Иначе кто поймет, отчего под конец ты не желал отходить от окна, все
такой же упрямец. Тебе хотелось видеть прохожих. Тебя осенила мысль, что и
они могут на что-то сгодиться, если вдруг начать все сначала.
Тогда мне впервые открылось, что никто ничего не может толком сказать
об одной женщине. Я замечал, как они оберегали ее, переходили на других, на
другое -- обстоятельства, вещи, места -- и распространялись до определенной
черты, где все останавливалось, стопорилось и останавливалось, вдруг
наткнувшись на ее легкий, едва обозначенный контур. "Какая она была?" --
спрашивал я тогда. "Волосы у нее были светлые, как у тебя", -- отвечали мне
и что-то еще прибавляли, и сразу образ снова стирался, и я никак не мог ее
себе представить. Увидеть ее мне удавалось лишь тогда, когда maman
рассказывала мне ее историю, которой я от нее требовал снова и снова. И
всякий раз, когда она доходила до сцены с собакой, она закрывала глаза,
остужая у висков прохладными пальцами совершенно отрешенное и все светящееся
лицо.
-- Я видела это, Мальте, -- говорила она. -- Я это видела.
Я услышал это от нее в самый последний ее год. В то время, когда она
уже никого не хотела видеть и нигде, даже в поездках, не расставалась с
частым серебряным ситечком, через которое процеживала любое питье. К твердой
пище она совсем не притрагивалась, разве что крошила кусочек хлеба или
бисквит и ела наедине крошку за крошкой, как их едят дети. Ужас перед
булавками к тому времени ее совершенно поработил. Другим она только
говорила, оправдываясь: "Я не в состоянии есть, но пусть это вас не
тревожит, я прекрасно обхожусь без еды". Но ко мне она вдруг иногда
поворачивалась (я был уже как-никак большой) и с вымученным смешком
говорила: "Сколько же всюду булавок, Мальте, где только они не натыканы, и
как подумаешь, до чего легко они выпадают". Она изо всех сил старалась
выдать свои слова за шутку, но ее трясло при мысли о незакрепленных
булавках, которые всякую минуту могут во что-то попасть.

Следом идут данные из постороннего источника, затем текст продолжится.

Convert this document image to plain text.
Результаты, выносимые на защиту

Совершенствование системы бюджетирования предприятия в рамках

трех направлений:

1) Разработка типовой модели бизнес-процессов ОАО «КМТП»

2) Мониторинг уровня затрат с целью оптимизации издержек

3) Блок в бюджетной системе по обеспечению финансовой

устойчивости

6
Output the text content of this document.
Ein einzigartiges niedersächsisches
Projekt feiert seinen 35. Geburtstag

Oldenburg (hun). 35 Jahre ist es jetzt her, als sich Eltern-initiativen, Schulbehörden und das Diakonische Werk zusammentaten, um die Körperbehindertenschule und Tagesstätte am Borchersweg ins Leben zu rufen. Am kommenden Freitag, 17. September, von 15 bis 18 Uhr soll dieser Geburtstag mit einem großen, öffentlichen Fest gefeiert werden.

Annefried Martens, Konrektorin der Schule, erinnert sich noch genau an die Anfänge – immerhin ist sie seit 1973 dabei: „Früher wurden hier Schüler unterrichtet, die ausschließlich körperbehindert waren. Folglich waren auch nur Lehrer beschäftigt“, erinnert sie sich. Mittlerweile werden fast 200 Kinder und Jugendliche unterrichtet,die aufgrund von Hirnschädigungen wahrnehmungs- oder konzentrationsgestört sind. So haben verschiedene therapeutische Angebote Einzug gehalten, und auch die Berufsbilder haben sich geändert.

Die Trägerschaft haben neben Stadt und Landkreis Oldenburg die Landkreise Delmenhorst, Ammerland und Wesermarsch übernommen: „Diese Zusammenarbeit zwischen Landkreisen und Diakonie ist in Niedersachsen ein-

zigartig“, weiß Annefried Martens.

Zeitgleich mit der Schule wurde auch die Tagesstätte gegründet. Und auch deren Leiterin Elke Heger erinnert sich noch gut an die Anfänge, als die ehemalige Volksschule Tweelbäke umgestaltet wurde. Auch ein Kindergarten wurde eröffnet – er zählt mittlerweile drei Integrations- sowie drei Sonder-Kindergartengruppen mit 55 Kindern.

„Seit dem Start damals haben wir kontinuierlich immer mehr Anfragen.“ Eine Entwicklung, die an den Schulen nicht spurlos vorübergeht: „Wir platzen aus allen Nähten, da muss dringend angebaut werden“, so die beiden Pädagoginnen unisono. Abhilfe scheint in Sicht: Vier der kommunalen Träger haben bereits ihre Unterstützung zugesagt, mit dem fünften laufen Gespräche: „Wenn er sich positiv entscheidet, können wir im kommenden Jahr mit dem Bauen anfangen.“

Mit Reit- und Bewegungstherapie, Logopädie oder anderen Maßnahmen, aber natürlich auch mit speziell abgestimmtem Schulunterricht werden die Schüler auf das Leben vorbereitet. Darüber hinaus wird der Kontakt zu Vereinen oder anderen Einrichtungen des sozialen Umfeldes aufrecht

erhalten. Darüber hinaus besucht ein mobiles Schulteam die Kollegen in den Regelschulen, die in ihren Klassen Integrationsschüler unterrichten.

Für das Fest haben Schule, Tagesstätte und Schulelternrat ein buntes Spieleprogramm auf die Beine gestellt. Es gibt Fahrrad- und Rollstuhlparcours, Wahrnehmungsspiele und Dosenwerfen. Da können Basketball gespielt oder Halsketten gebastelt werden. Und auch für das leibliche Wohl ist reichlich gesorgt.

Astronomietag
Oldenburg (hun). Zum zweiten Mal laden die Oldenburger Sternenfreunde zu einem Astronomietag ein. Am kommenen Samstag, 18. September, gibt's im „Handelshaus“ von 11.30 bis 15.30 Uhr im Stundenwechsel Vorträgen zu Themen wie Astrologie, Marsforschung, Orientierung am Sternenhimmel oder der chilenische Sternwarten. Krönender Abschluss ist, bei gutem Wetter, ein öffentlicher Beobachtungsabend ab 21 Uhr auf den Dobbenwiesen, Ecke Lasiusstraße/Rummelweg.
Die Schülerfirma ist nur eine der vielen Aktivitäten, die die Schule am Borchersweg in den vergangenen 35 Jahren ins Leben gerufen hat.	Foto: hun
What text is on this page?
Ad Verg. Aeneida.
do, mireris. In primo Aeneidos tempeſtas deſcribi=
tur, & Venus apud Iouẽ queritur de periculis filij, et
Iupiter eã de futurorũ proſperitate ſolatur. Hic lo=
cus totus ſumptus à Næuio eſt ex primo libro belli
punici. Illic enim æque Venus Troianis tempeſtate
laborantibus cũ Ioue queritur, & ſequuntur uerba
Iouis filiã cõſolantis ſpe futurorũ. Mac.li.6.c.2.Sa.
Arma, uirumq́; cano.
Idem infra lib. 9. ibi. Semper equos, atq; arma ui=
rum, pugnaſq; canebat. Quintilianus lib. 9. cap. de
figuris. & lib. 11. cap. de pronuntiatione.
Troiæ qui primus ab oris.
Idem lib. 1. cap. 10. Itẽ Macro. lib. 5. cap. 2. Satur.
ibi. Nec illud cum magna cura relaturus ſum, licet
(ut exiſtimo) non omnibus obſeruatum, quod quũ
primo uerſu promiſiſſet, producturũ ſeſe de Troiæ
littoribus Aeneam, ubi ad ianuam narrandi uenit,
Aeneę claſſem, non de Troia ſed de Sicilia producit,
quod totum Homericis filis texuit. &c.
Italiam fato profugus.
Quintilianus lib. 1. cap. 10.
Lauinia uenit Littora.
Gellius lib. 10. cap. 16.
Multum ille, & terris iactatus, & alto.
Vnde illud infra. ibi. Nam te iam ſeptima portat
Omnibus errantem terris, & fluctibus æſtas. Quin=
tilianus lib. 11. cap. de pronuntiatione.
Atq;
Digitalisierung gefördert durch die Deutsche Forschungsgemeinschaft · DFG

Но когда она говорила об Ингеборг, ей ничто не грозило; она ничего не
остерегалась; она говорила громче, она смеялась, вспоминая смех Ингеборг, и
было совершенно очевидно, как Ингеборг была прекрасна. "Она всем нам давала
счастье, -- говорила она. -- И твоему отцу, Мальте, да, именно счастье. Но
потом, когда мы узнали, что она умирает (хотя нам казалось, что она только
прихворнула слегка), и мы это скрывали от нее, она однажды села в постели и
сказала будто сама с собой, будто вслушивалась в звук своих слов: "Не надо
притворяться, вы все знаете, и я успокою вас, хорошо, что это так, я больше
не могу". Подумай, Мальте, "я больше не могу" -- так и сказала. И это она,
которая всем нам давала счастье. О, поймешь ли ты, когда вырастешь, Мальте?
Поразмысли когда-нибудь. Быть может, ты догадаешься. Хорошо бы кто-то был,
кто понимает такие вещи".
"Такие вещи" занимали maman, когда она бывала одна, а она почти всегда
бывала одна в эти последние годы.
-- Мне никогда этого не понять, Мальте, -- говорила она часто со
странно смелой усмешкой, ни для чьих глаз не назначавшейся и исполнявшей все
свое назначение, уже тронув губы. -- Но как жаль, что никому не хочется
докопаться. Будь я мужчиной, да, именно, будь я мужчиной, уж я бы
поразмыслила об этом, обо всем по порядку, с самого начала. Ведь должно же
тут быть начало, и если б напасть на него, уж и то бы хорошо. Ах, Мальте,
вот мы уходим, и, кажется мне, все так озабоченны и рассеянны, что и
внимания не обращают на то, что мы уходим. Будто звезда упадет, а никто не
заметит и не загадает желания. Я думаю, исполнения желаний и нет никакого,
но есть желания, которые держатся долго, всю жизнь, так что и дождаться
нельзя исполнения.
Maman велела внести к ней в спальню маленькое бюро Ингеборг, и я часто
заставал ее за ним, ибо мне разрешалось входить когда угодно. Мои шаги
совершенно тонули в ковре, но она чувствовала мое приближение и через плечо
тянула мне руку. Рука совсем не имела веса, и я как прикладывался к распятью
слоновой кости, которое мне давали целовать перед сном. Она сидела у
низенького бюро с откинутой крышкой, словно перед фортепиано.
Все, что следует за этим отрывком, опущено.